Methods: In the present study, we transplanted human cancellous bone with (BMP+) or without (BMP-) rhBMP-7 subcutaneously into immuno-incompetent murine hosts (NOD/Scid, n= 2x6). This ectopic model was chosen to exclude any effects of loading on the osteogenic capacity of the BGs and to study the biological effects of rhBMP-7 on the grafts only. Fourteen weeks post transplantation, specimens were harvested and further analysed by micro-CT, histology, immunohistochemistry, histomorphometry and flow cytometry. This transplantation model enabled us to clearly differentiate between newly formed bone (murine) and BGs (human) by immunohistochemical staining for human-specific extracellular matrix proteins such as collagen I and osteocalcin. Staining for TRAP, CD45, CD3, CD19/20 and CD68 was performed to identify cells of the hematopoietic lineages. Flow cytometry analyses were performed on the retrieved specimens and the corresponding mouse femora to analyse their cellular composition and content of hematopoietic cells.

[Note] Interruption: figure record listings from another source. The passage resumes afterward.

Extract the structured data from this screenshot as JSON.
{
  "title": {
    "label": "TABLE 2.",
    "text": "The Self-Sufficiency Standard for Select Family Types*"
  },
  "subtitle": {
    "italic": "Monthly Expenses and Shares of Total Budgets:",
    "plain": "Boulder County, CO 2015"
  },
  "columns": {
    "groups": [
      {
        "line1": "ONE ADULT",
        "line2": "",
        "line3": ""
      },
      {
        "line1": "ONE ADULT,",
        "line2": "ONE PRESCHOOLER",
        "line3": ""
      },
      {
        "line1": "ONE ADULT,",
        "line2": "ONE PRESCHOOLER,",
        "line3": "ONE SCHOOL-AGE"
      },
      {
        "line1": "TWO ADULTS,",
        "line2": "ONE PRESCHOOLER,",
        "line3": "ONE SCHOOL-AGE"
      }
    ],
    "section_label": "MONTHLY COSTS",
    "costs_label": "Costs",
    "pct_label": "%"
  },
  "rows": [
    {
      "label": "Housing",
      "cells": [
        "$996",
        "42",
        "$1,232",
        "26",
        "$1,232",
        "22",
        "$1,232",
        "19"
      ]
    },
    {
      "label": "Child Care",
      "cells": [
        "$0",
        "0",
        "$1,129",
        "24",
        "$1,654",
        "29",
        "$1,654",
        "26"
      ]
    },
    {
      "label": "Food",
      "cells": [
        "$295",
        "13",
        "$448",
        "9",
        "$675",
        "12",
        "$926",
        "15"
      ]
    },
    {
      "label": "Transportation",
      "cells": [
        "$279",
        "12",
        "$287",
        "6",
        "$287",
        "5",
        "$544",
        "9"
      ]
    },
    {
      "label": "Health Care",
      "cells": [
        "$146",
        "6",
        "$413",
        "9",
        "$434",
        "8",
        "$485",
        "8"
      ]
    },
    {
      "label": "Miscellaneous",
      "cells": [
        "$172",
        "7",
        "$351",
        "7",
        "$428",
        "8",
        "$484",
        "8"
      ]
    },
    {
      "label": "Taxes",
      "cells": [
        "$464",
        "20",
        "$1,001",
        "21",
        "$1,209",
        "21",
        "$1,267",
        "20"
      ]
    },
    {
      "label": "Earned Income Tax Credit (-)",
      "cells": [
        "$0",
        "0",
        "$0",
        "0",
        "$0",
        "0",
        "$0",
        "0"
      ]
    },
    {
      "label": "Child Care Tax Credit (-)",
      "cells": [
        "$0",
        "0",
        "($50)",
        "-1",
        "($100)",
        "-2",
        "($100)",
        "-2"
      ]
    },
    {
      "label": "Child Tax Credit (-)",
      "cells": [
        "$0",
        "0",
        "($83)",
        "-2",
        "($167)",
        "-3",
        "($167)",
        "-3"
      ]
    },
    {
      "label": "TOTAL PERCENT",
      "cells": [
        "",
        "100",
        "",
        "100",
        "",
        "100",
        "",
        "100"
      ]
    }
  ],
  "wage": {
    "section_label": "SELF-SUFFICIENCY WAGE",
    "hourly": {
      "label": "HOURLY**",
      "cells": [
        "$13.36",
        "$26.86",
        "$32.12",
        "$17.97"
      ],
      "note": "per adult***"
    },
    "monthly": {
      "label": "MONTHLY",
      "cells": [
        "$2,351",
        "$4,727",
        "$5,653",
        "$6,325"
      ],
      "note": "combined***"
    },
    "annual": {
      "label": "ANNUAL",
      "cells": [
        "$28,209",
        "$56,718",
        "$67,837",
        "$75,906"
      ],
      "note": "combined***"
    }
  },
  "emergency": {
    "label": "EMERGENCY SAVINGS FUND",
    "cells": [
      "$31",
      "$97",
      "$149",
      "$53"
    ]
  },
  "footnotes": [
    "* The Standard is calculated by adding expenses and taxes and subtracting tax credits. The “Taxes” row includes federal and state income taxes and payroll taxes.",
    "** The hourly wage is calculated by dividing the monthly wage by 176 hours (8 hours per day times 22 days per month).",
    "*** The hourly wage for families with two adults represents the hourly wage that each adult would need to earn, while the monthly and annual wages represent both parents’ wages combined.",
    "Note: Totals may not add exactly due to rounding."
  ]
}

Results and conclusion: BGs implanted along with rhBMP-7 recapitulated the morphology of a physiological organ bone with a cortex-like outer structure, an inner trabecular network and a physiological bone marrow compartment. In contrast, BGs implanted without rhBMP-7 were not remodelled and were loosely connected with fibrous tissue. Though overall bone volume was significantly higher in the BMP+ group than in the BMP- group (835 vs 365 mm3, p<0.001), bone volume to total volume was significantly lower (31 vs 47 %, p=0.002). Bone marrow spaces were larger in the BMP+ group (0.47 vs 0.28 mm, p=0.002). Histomorphometry revealed that the ratio of BGs to total area was significantly smaller in the BMP+ group (0.14 vs 0.34, p=0.004) whilst the ratio of newly formed bone to total area was higher (0.12 vs 0.001, p<0.001). Numbers of osteoclasts per bone perimeter were significantly higher in the BMP+ group (p=0.002). Immunohistochemical staining and flow cytometry demonstrated that the bone marrow spaces in the BMP+ group but not in the BMP- group were filled with a functional hematopoietic cell system comparable to the one found in the mouse femur.
To our knowledge, we are the first to show that rhBMP-7 supports the development of a functional bone marrow compartment comparable to the one found in native bone. Furthermore, our results clearly demonstrate that though rhBMP-7 induces new bone formation, the resorption rate of BGs is higher than the rate of new bone formation.